What would I think if I met my online persona? Would I like them, or would I sneer slightly, embarrassed by my own proximity? I’ve tried not to hide behind that persona too much – I use my own name (more or less), and a picture that’s only a year old. But I have to acknowledge that there is a degree of online creation, be it rather random. When, for example, I set up my twitter account some years ago, I wanted to be RebeccaLT, my name and initials. This was taken, obviously, and I forget how many numbers I tried before I thought sod it, and jumped to 99. There was no meaning involved, and now I’m stuck with Rebecca99LT. Sometimes I wish I’d chosen something more pertinent – maybe theunlikelydoc or moodydoc, and an underscore somewhere would have added a touch of mystery – but I’m glad I used my name. Actually, let me change that – I’m glad I was able to use my name, I know that some people don’t feel able to do so.
I have wondered why I have recently launched myself and my thoughts into the internet with more enthusiasm than previously. Writing is not new for me, but I have been both reluctant to share it and afraid of the response, which I acknowledge is a form of vanity. Over the last year, however, I have written many more words than usual, much of it about my own experiences as a psychiatric patient and my subsequent blind leap into becoming a psychiatrist. I have written a memoir, poems, blog posts and many an enthusiastic tweet. I began the blog because I had so much to say, and I no longer wanted to hide behind myself. I wanted to reach a few people, at least some of whom I hoped would know me, so I could tell them something of what I’d been through, and what I thought about. It is easier and less embarrassing for me to write things down, and I found I don’t actually mind whether people read it, don’t read it, read and comment, or read and don’t comment. My vanity was dispelled.
But why now? The explanation I mostly give is that my daughters are now all old enough to understand, and to say if they would rather I didn’t. This may be the case, but I wonder if it’s the whole truth. In the odd darker moment I have wondered if I am more disinhibited, and I can’t stop the occasional thought that this might have followed my recent course of ECT. I know that there are those out there who consider themselves brain damaged following ECT, and I think – how would I know? How would it manifest itself? I don’t really believe this, and there is no evidence that I am cognitively impaired, but it’s hard to put entirely to rest. It is more likely that any disinhibition would be a manifestation of my underlying illness – or even treatment – and this has its own issues. Mild elevation of mood enhances writing and self-belief; any higher leads to the spouting of rubbish, and low mood dries up inspiration completely. But what in the wide mood spectrum is normal? People function all over the place, and I’m not altogether being facetious when I say that 6.5/10 is my preference.
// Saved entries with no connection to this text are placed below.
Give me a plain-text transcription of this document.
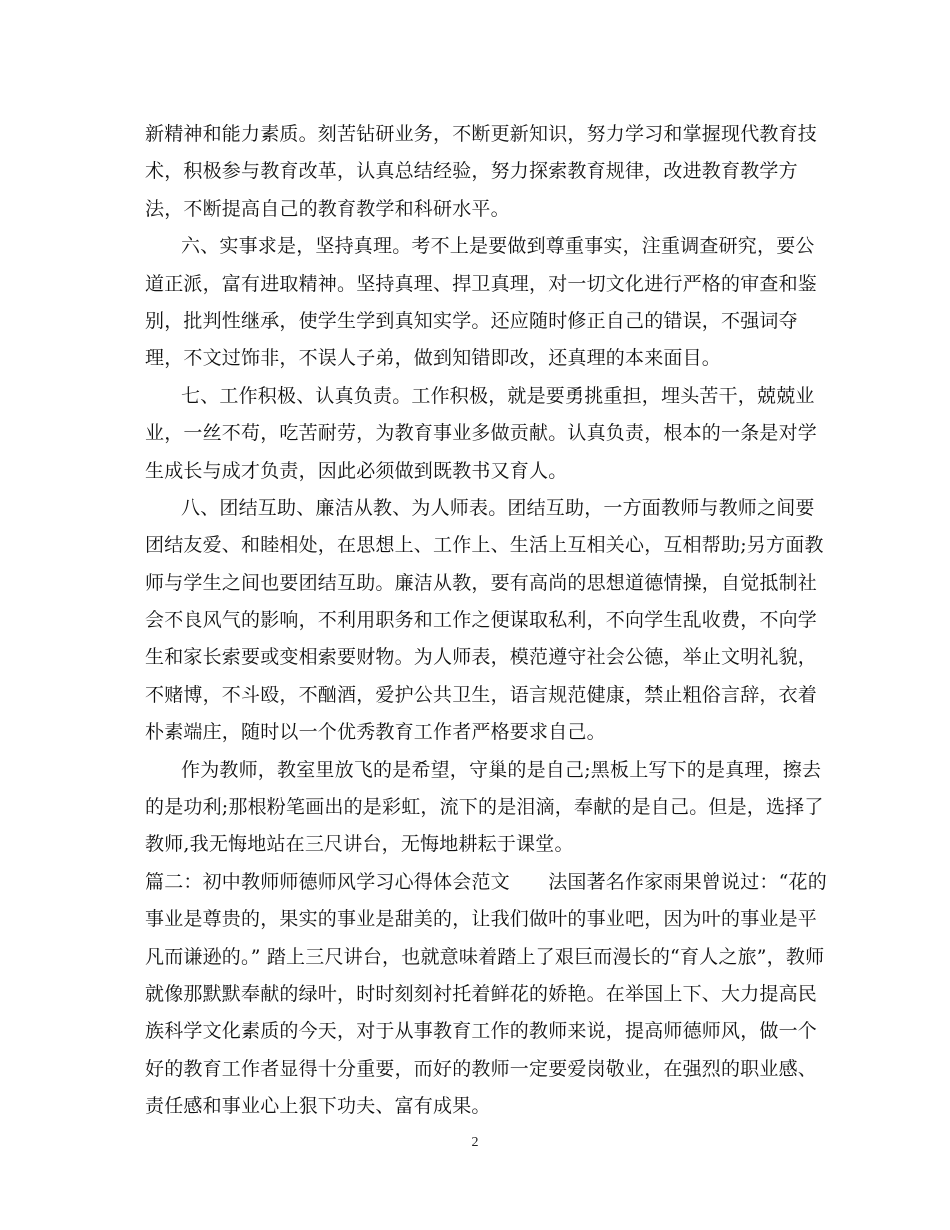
新精神和能力素质。刻苦钻研业务，不断更新知识，努力学习和掌握现代教育技
术，积极参与教育改革，认真总结经验，努力探索教育规律，改进教育教学方
法，不断提高自己的教育教学和科研水平。
六、实事求是，坚持真理。考不上是要做到尊重事实，注重调查研究，要公
道正派，富有进取精神。坚持真理、捍卫真理，对一切文化进行严格的审查和鉴
别，批判性继承，使学生学到真知实学。还应随时修正自己的错误，不强词夺
理，不文过饰非，不误人子弟，做到知错即改，还真理的本来面目。
七、工作积极、认真负责。工作积极，就是要勇挑重担，埋头苦干，兢兢业
业，一丝不苟，吃苦耐劳，为教育事业多做贡献。认真负责，根本的一条是对学
生成长与成才负责，因此必须做到既教书又育人。
八、团结互助、廉洁从教、为人师表。团结互助，一方面教师与教师之间要
团结友爱、和睦相处，在思想上、工作上、生活上互相关心，互相帮助;另方面教
师与学生之间也要团结互助。廉洁从教，要有高尚的思想道德情操，自觉抵制社
会不良风气的影响，不利用职务和工作之便谋取私利，不向学生乱收费，不向学
生和家长索要或变相索要财物。为人师表，模范遵守社会公德，举止文明礼貌，
不赌博，不斗殴，不酗酒，爱护公共卫生，语言规范健康，禁止粗俗言辞，衣着
朴素端庄，随时以一个优秀教育工作者严格要求自己。
作为教师，教室里放飞的是希望，守巢的是自己;黑板上写下的是真理，擦去
的是功利;那根粉笔画出的是彩虹，流下的是泪滴，奉献的是自己。但是，选择了
教师,我无悔地站在三尺讲台，无悔地耕耘于课堂。
篇二：初中教师师德师风学习心得体会范文　　法国著名作家雨果曾说过：“花的
事业是尊贵的，果实的事业是甜美的，让我们做叶的事业吧，因为叶的事业是平
凡而谦逊的。” 踏上三尺讲台，也就意味着踏上了艰巨而漫长的“育人之旅”，教师
就像那默默奉献的绿叶，时时刻刻衬托着鲜花的娇艳。在举国上下、大力提高民
族科学文化素质的今天，对于从事教育工作的教师来说，提高师德师风，做一个
好的教育工作者显得十分重要，而好的教师一定要爱岗敬业，在强烈的职业感、
责任感和事业心上狠下功夫、富有成果。
2
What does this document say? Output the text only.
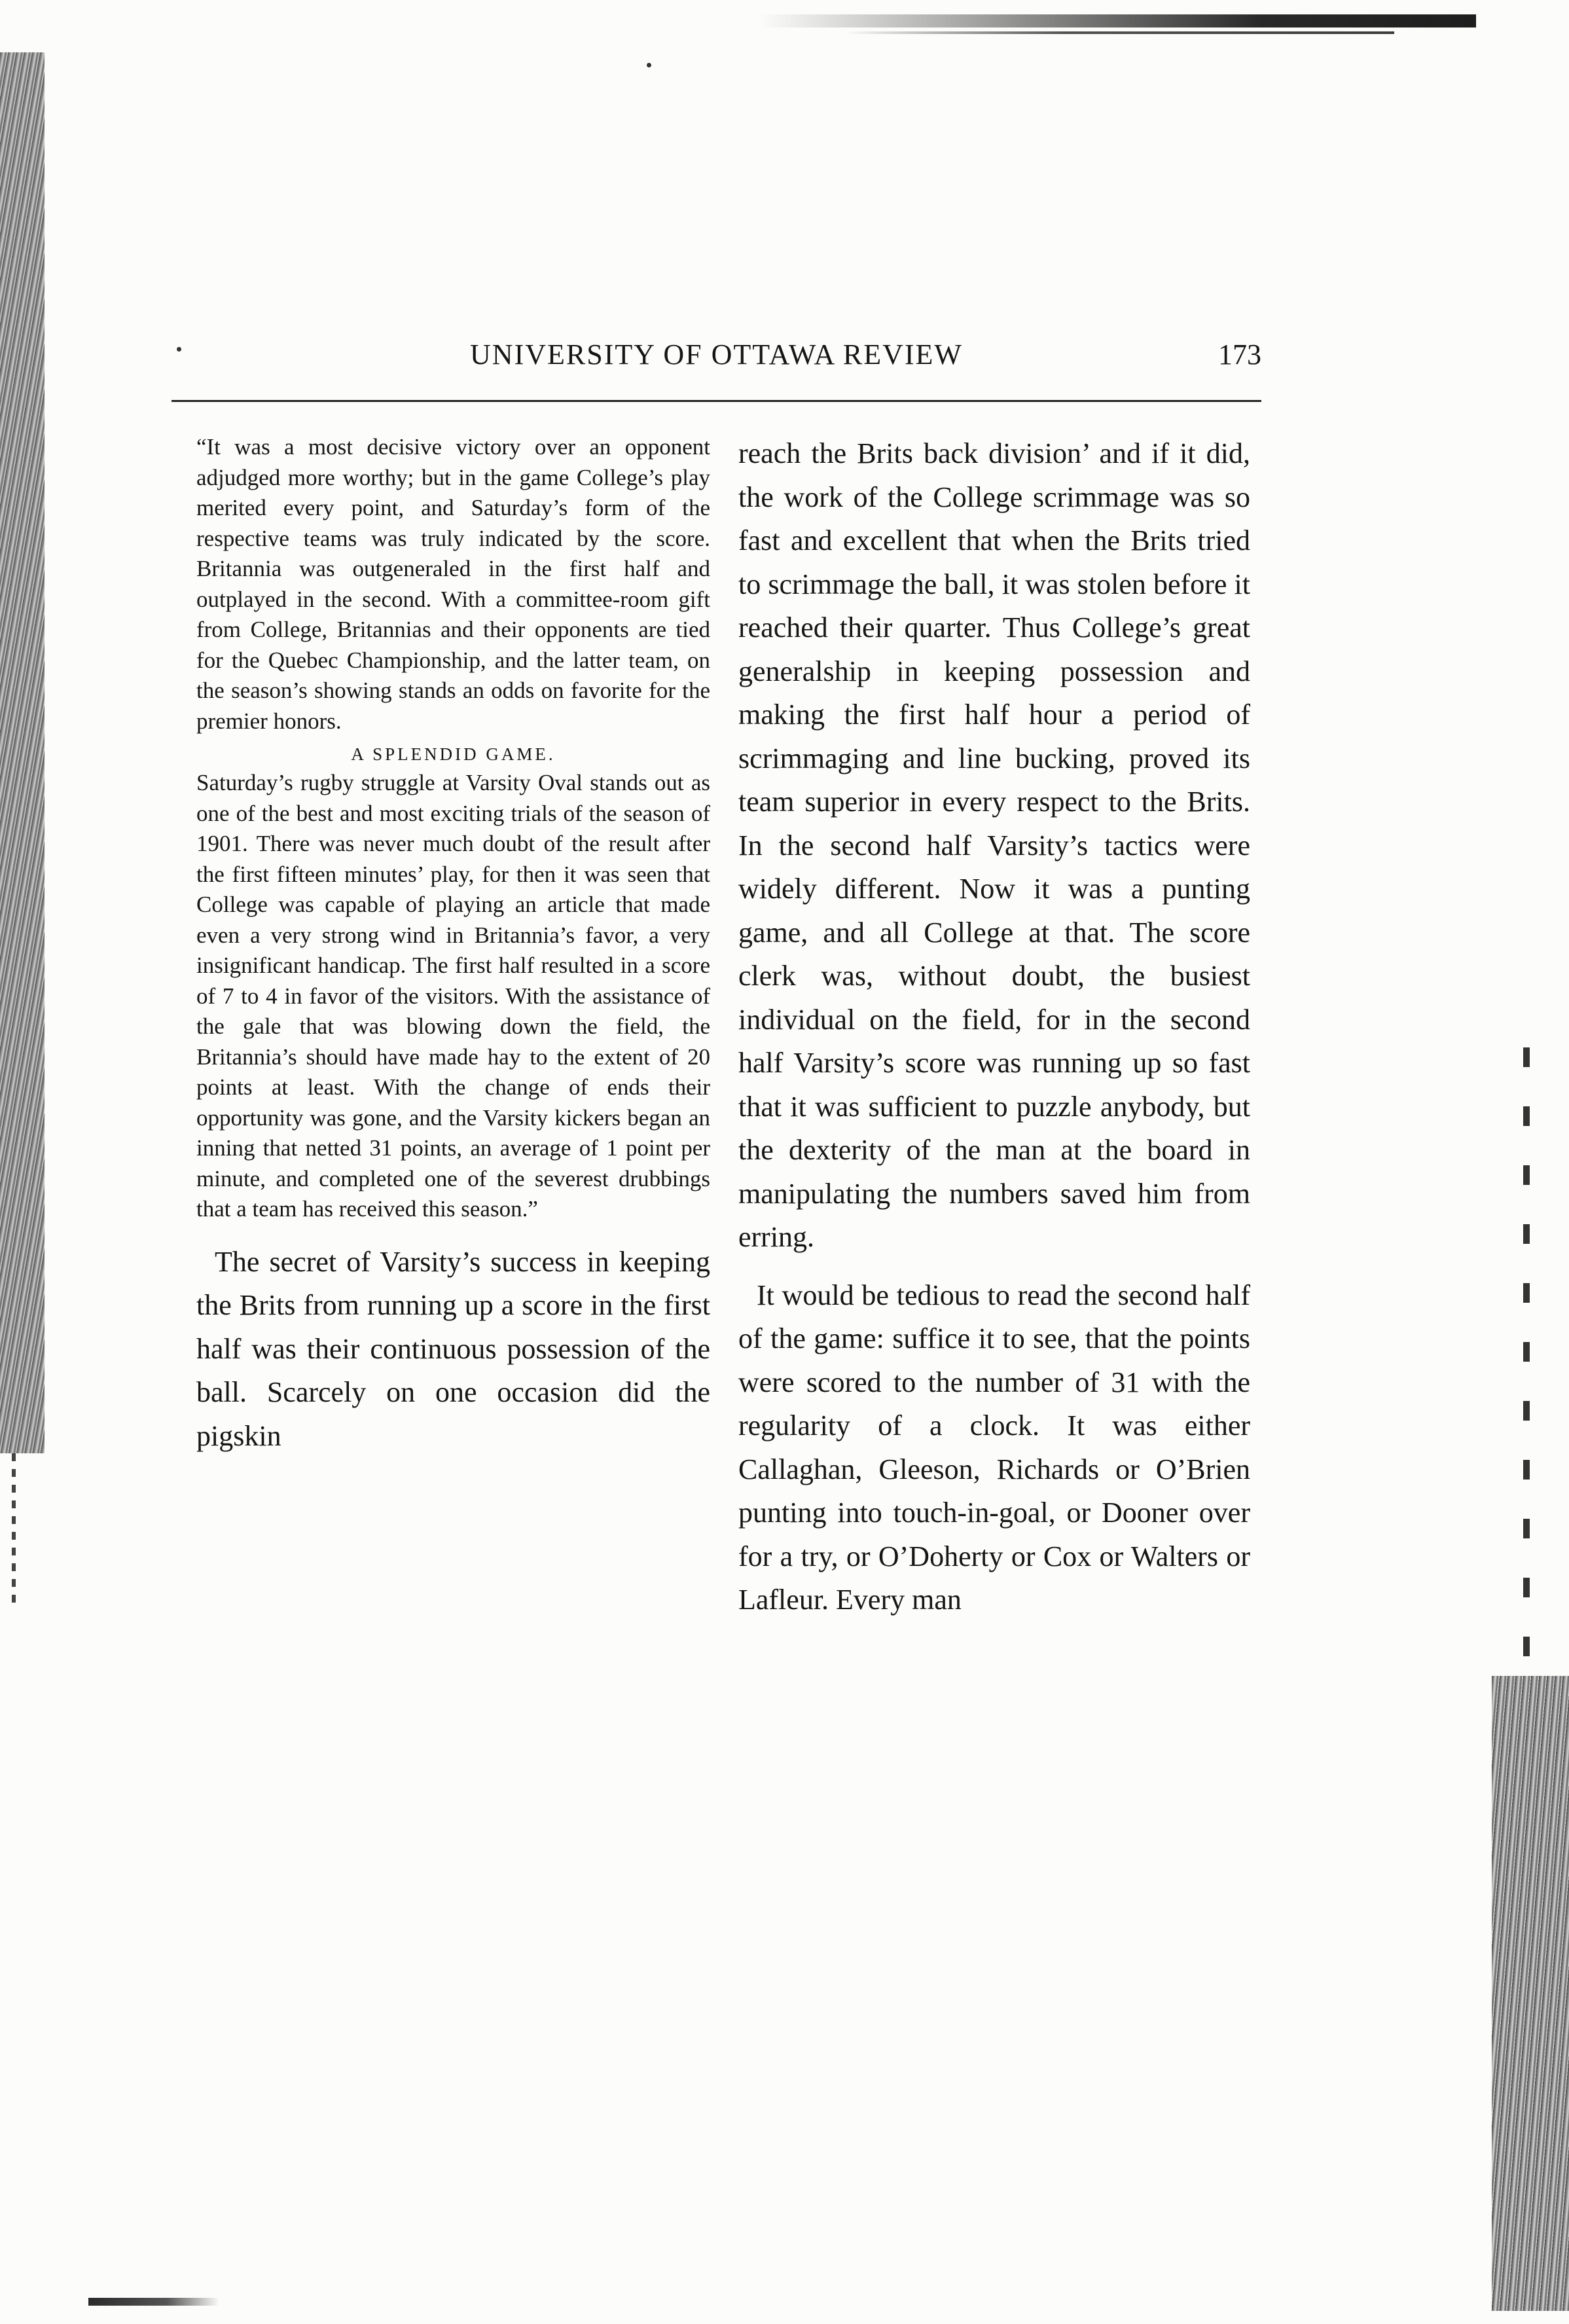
UNIVERSITY OF OTTAWA REVIEW	173

“It was a most decisive victory over an opponent adjudged more worthy; but in the game College’s play merited every point, and Saturday’s form of the respective teams was truly indicated by the score. Britannia was outgeneraled in the first half and outplayed in the second. With a committee-room gift from College, Britannias and their opponents are tied for the Quebec Championship, and the latter team, on the season’s showing stands an odds on favorite for the premier honors.

A SPLENDID GAME.

Saturday’s rugby struggle at Varsity Oval stands out as one of the best and most exciting trials of the season of 1901. There was never much doubt of the result after the first fifteen minutes’ play, for then it was seen that College was capable of playing an article that made even a very strong wind in Britannia’s favor, a very insignificant handicap. The first half resulted in a score of 7 to 4 in favor of the visitors. With the assistance of the gale that was blowing down the field, the Britannia’s should have made hay to the extent of 20 points at least. With the change of ends their opportunity was gone, and the Varsity kickers began an inning that netted 31 points, an average of 1 point per minute, and completed one of the severest drubbings that a team has received this season.”

The secret of Varsity’s success in keeping the Brits from running up a score in the first half was their continuous possession of the ball. Scarcely on one occasion did the pigskin

reach the Brits back division’ and if it did, the work of the College scrimmage was so fast and excellent that when the Brits tried to scrimmage the ball, it was stolen before it reached their quarter. Thus College’s great generalship in keeping possession and making the first half hour a period of scrimmaging and line bucking, proved its team superior in every respect to the Brits. In the second half Varsity’s tactics were widely different. Now it was a punting game, and all College at that. The score clerk was, without doubt, the busiest individual on the field, for in the second half Varsity’s score was running up so fast that it was sufficient to puzzle anybody, but the dexterity of the man at the board in manipulating the numbers saved him from erring.

It would be tedious to read the second half of the game: suffice it to see, that the points were scored to the number of 31 with the regularity of a clock. It was either Callaghan, Gleeson, Richards or O’Brien punting into touch-in-goal, or Dooner over for a try, or O’Doherty or Cox or Walters or Lafleur. Every man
But overall I think I’m in a place where I’m relatively comfortable, as regards family and career. It all feels rather fragile, but for the first time I feel safe writing about some of the harder things I’ve been through, and I think I also have the advantages of experience and hindsight. Maybe that makes it less fresh, but it gives a longer view.
Returning to the online persona, I am trying to view my own with an objective eye, and it’s difficult. I see a senior doctor, with a story of a mood disorder, who has, despite this, managed to climb the ranks. She also has a family, is rather short, and occasionally brags about playing the viola. She thinks she has a lot to say because she’s both patient and doctor. Already I can’t stand myself! Perhaps I’m not quite that bad – I’m diffident, shy, self-deprecating. I have a very quiet voice. But these things don’t really come across online, and I realise that I see myself differently to what I think I project. Even in real life, the person in one’s head can be very different to the one that others see, but this is far more obvious online. For some it’s deliberate (not a criticism), some may be unaware, and for many of us it will be somewhere in between.
I am a member of a few online support groups, and I find this frankly very difficult. People with both mental and physical illness can often feel misunderstood by the medical profession, and sharing symptoms and feelings online can be very helpful. But there is a danger when others (not just doctors) offer advice, medical and otherwise. The online persona remains a creation, it can never fully represent the person behind it, and the true picture will never be clear. Those who manage to offer support without advice, and without judgement, may well be providing something really important; but some find it difficult not to get embroiled, and there can be real dangers for both sides.
Returning to the less specific, I am becoming quite fond of many of those that I meet online, including other doctor/ patients; but I wonder what it would be like if we were suddenly all trapped in a room together? Some, like me, use a picture which might make recognition easier; but, let’s face it, we choose the picture. The most eloquent might be lost for words, or the spoken words may not be what we expect.
Ultimately, I’m not sure any of it matters, other than the need to remember that who you see online may not be who you see.